Monday, Jun. 07, 1943

Question of Soap

Have listeners become surfeited with the continuous problems of Helen Trent and Our Gal Sunday? Are there too many serials on the air? Does the public want other types of daytime radio entertainment?

The Blue Network wanted answers to these questions, last week made known the results of consulting a cross section of 5,000 U.S. housewives: >The major networks devote 79% of their daytime commercial hours to soap operas. But listeners pay attention to them only 50% of the time.

> Plenty (47%) of housewives do not listen to serials at all. A lot (28%) of those who do--plus 36% of all housewives --think that the air is sudsed up with too many soap operas. Most (60%) of those who listen four or more hours a day agree.

>About half of the serial fans think most soaps interesting, 24% think a few of them are, 2% swear none is.

>Daytime listeners who leave their sets tuned to one station (19%) are outnumbered by those who listen only to specific programs (51%). Some 13% tune in nothing but news broadcasts.

> Types of daytime programs listened to by housewives: 1) news (81%); 2) serials (53%); 3) popular music (49%); 4) serious music (32%).

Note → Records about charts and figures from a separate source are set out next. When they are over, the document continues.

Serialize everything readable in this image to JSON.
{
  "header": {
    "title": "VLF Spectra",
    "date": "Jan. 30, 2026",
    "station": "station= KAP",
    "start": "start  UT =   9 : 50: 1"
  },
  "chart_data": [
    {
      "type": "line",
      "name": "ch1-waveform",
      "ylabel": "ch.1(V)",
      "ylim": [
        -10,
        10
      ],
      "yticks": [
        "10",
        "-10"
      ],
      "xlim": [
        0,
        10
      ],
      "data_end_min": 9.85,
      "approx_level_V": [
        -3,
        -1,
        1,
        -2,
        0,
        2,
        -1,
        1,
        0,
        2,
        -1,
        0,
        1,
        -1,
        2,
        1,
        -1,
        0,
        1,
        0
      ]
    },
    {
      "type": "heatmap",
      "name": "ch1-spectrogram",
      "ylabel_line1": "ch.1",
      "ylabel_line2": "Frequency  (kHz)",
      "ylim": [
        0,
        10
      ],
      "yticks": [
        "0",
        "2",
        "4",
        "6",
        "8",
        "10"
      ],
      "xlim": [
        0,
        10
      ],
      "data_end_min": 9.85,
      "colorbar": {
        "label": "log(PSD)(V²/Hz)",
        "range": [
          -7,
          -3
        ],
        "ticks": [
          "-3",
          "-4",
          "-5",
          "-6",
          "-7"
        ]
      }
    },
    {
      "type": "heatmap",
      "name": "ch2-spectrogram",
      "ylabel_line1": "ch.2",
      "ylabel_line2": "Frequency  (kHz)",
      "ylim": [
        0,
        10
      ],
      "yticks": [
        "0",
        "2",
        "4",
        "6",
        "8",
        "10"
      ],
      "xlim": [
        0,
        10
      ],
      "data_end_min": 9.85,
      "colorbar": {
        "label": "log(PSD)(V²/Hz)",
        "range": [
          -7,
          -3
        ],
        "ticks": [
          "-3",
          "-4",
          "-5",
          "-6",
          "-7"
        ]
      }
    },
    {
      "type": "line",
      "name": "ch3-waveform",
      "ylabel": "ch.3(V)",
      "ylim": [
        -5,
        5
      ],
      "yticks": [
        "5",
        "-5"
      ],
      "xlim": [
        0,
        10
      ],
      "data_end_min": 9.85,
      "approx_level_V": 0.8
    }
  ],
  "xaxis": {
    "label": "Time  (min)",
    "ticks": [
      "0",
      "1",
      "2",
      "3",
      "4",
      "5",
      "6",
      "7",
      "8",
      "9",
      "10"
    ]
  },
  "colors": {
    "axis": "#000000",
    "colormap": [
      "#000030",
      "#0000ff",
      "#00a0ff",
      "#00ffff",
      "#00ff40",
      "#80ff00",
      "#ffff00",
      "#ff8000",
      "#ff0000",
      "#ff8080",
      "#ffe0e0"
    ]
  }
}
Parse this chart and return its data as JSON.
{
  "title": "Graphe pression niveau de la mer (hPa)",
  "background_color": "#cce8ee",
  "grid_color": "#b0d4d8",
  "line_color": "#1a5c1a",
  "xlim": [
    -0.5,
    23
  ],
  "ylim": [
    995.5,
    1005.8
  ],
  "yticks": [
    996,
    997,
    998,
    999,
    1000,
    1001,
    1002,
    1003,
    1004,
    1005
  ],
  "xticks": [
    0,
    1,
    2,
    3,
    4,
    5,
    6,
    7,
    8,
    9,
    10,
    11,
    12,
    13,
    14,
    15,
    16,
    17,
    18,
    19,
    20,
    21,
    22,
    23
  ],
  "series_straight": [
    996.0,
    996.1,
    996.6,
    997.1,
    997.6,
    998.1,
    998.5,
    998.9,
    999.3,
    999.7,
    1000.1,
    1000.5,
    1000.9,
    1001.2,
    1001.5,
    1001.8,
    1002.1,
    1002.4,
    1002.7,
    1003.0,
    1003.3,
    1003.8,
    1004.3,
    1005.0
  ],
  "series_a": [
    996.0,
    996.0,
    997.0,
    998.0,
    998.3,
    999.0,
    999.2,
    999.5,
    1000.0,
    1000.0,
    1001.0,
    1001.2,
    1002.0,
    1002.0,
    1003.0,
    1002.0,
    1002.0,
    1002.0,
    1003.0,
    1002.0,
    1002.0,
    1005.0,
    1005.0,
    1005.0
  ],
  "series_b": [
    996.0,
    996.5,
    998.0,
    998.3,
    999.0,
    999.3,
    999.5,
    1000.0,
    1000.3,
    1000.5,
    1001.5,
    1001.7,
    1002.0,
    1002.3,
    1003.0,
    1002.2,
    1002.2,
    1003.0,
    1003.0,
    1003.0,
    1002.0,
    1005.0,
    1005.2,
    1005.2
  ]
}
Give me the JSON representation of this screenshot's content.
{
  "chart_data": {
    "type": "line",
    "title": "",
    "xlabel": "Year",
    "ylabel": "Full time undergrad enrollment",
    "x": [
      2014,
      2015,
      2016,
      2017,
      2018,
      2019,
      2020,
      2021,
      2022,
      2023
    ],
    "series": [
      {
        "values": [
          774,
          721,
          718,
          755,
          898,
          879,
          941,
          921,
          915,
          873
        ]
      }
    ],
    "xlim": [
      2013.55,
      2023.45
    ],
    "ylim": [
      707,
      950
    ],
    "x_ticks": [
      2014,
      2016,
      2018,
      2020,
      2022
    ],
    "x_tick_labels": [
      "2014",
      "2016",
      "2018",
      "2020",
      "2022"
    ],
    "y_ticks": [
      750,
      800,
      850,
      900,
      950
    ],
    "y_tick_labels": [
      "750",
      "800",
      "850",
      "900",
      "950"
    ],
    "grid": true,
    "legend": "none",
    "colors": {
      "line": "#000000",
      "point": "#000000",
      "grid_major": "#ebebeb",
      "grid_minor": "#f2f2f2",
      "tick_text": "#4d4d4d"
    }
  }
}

Q.E.D. The Blue Network seemed to have proved its point: that a good deal of soap opera time is wasted. The Blue, when it was NBC's second string network, produced one of radio's first network soap operas (Little Orphan Annie) in 1931. After it was separated from NBC, the Blue got rid of its four sponsored soaps and looked around for something to replace them. Since then it has concentrated on music, variety, comic and children's daytime programs--trying to build different kinds of shows to pull the soapy diehards away from its competitors. If the Blue's survey was correct, the network undoubtedly had a case for its soapless policy. If not, it had at least made history by publishing a survey which did not try to prove that it was the best network in existence.